Noutro aspecto, verifica-se que o juízo de admissibilidade do Recurso Extraordinário na questão da repercussão geral corre o grande risco de que as disposições constitucionais percam as garantias de segurança jurídica de que a Constituição sustenta à população no Estado democrático de direito.
O único critério tecnicamente objetivo na caracterização da Repercussão Geral, como condição de admissibilidade do recurso extraordinário, se concentra na confirmação de que a decisão impugnada e submetida ao STF tenha contrariado súmula ou jurisprudência dominante na corte.
O modelo normativo para a Repercussão Geral estimula o entendimento de que em nome do combate à crise de asfixia o qual passa o STF, à qual se junta à descaracterização de sua aplicação institucional, o dever de observância e cumprimento de regra constitucional será relativizado segundo o juízo que desenvolva valoração da questão relevante sob o aspecto econômico, político, social ou jurídico.
Haverá a seleção de caso concreto, de ordem pública ou privada, em cuja solução se identifica a Repercussão Geral, por força da relevância da questão ventilada sob o aspecto econômico, político, social ou jurídico, com manifesto prejuízo à valência de regra constitucional desafiada em dissídio jurisdicional, quando o STF recusar o recurso pela pronúncia de dois terços de seus membros (artigo 102, parágrafo 3º, CF, Emenda Constitucional 45/2004).
O instituto da Repercussão Geral não deve ser manejado apenas como instrumento de filtragem para conter os excessos recursais que comprometem a fundamental função do STF, sob pena de atuar mediante tratamento discricionário ou discriminatório, conforme a inclusão ou exclusão do direito à tutela máxima, principalmente quando o direito almejado, objeto da resistência tiver assento na Constituição Federal, ainda que duvidosa sua categoria constitucional.
O jurisdicionado não pode ser punido por uma Constituição falha e prolixa, todavia para atender à celeridade processual e para melhor julgar ações de relevante interesse social, a repercussão geral vem a tentar desesperadamente desafogar o órgão supremo para que, assim, possa ser aplicado às causas que realmente configuram confronto constitucional melhor julgamento e criação de súmulas melhor trabalhadas, para que futuramente somente chegue ao último grau de jurisdição recursos com fundamento definitivamente discutível.
A sociedade brasileira litiga pelo estímulo da impunidade porque tem a cognição da deficiência institucional do sistema jurídico; o estado, porque há muito perdeu a referência de seu papel institucional, com o agravante de que é o ente que mais lesa o patrimônio das pessoas, ao tempo em que mais ocupa os corredores da impunidade forense, sem que se disponha, na condição de detentor da tríplice função (legislar, administrar e julgar), a dar o exemplo de sua capacidade de reconciliar-se com a legalidade, mediante um simples sistema de pronta reparação dos prejuízos que venha a causar.
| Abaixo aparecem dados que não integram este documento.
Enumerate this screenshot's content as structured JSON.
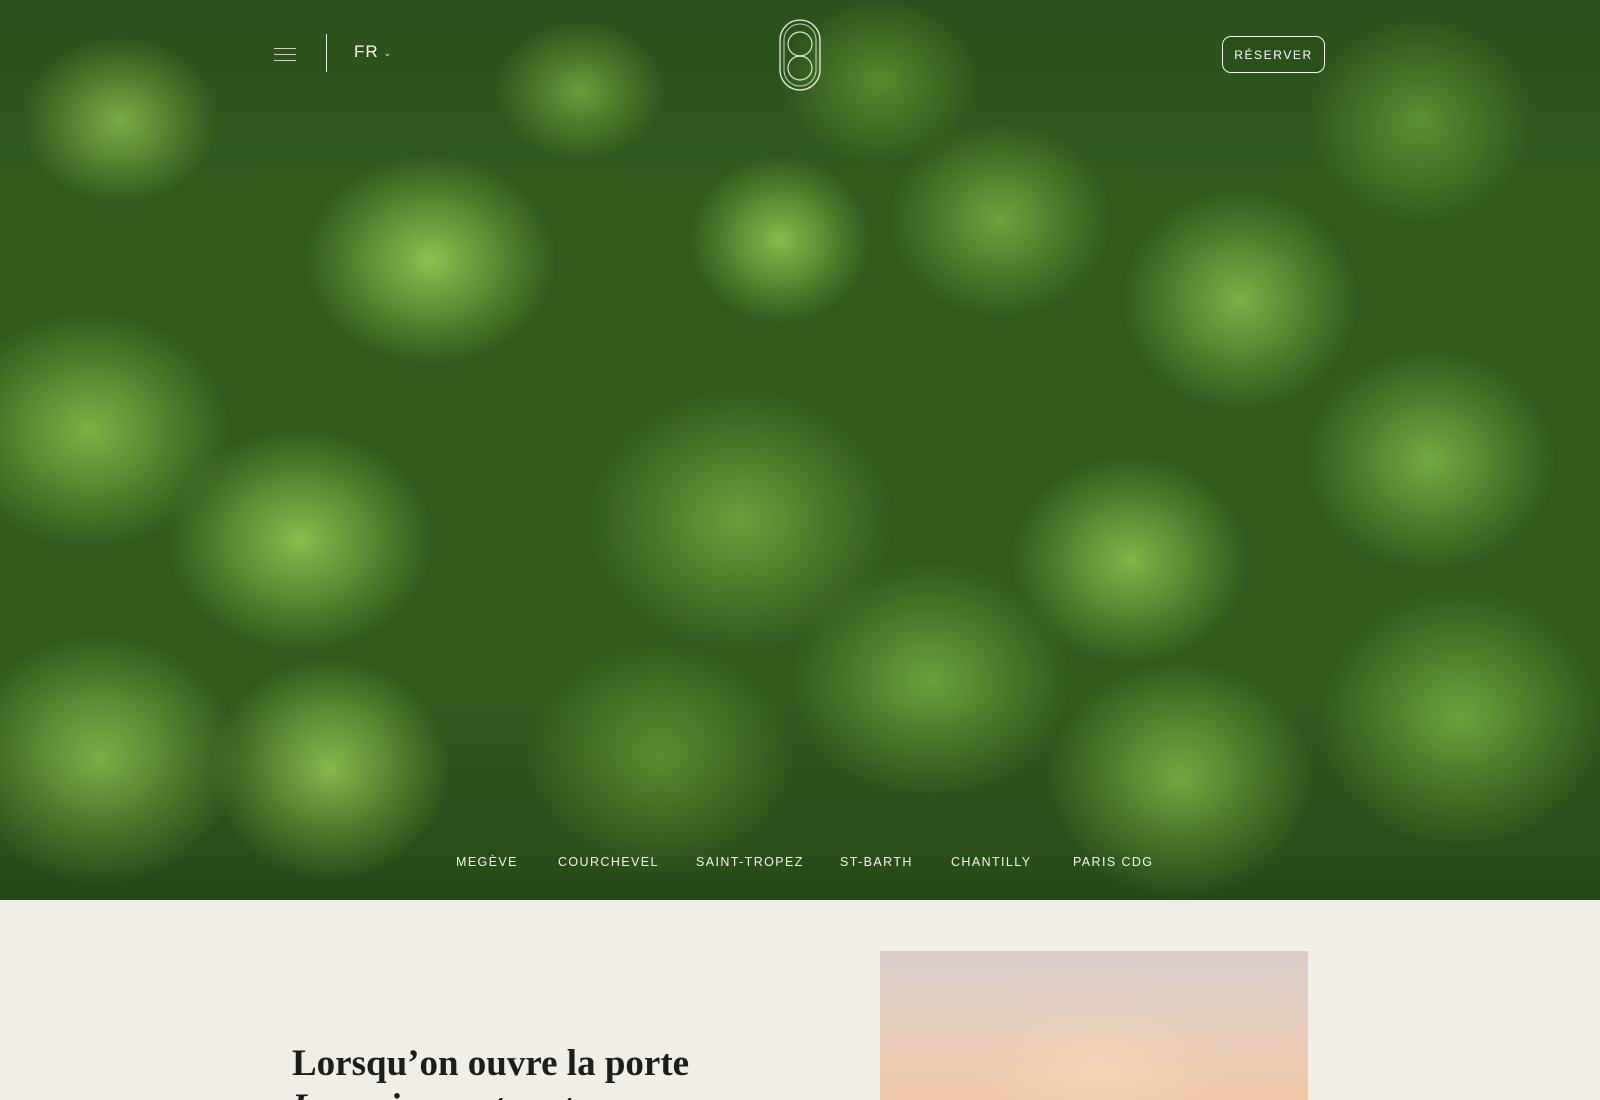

O excesso de demandas, na verdade, decorre dos valores éticos e morais que a sociedade manifesta, os quais emergenciam os conflitos jurídicos mal resolvidos no plano da consciência, que ministra o grau de responsabilidade que cada pessoa revela como disposição para superar os dissídios que surgem do conflito de interesses.
Portanto, um ministro do STF não deve julgar apenas o que queira mas o que deve, segundo a Constituição Federal. No entanto, não sendo mais discutível as ações por não terem a tão citada Repercussão Geral, e mesmo assim cria-se discórdia jurisdicional até mesmo pelo guardião da Constituição, esta não merece outra chance para tentar desafogar desesperadamente o Supremo desguarnecendo de segurança jurídica à população o qual a esta se submete, e sim tratar de forma radical criando um novo processo constitucionalista melhor elaborado para os tempos atuais, que desde 1988 sofreram inúmeras mudanças tanto sociais quanto culturais.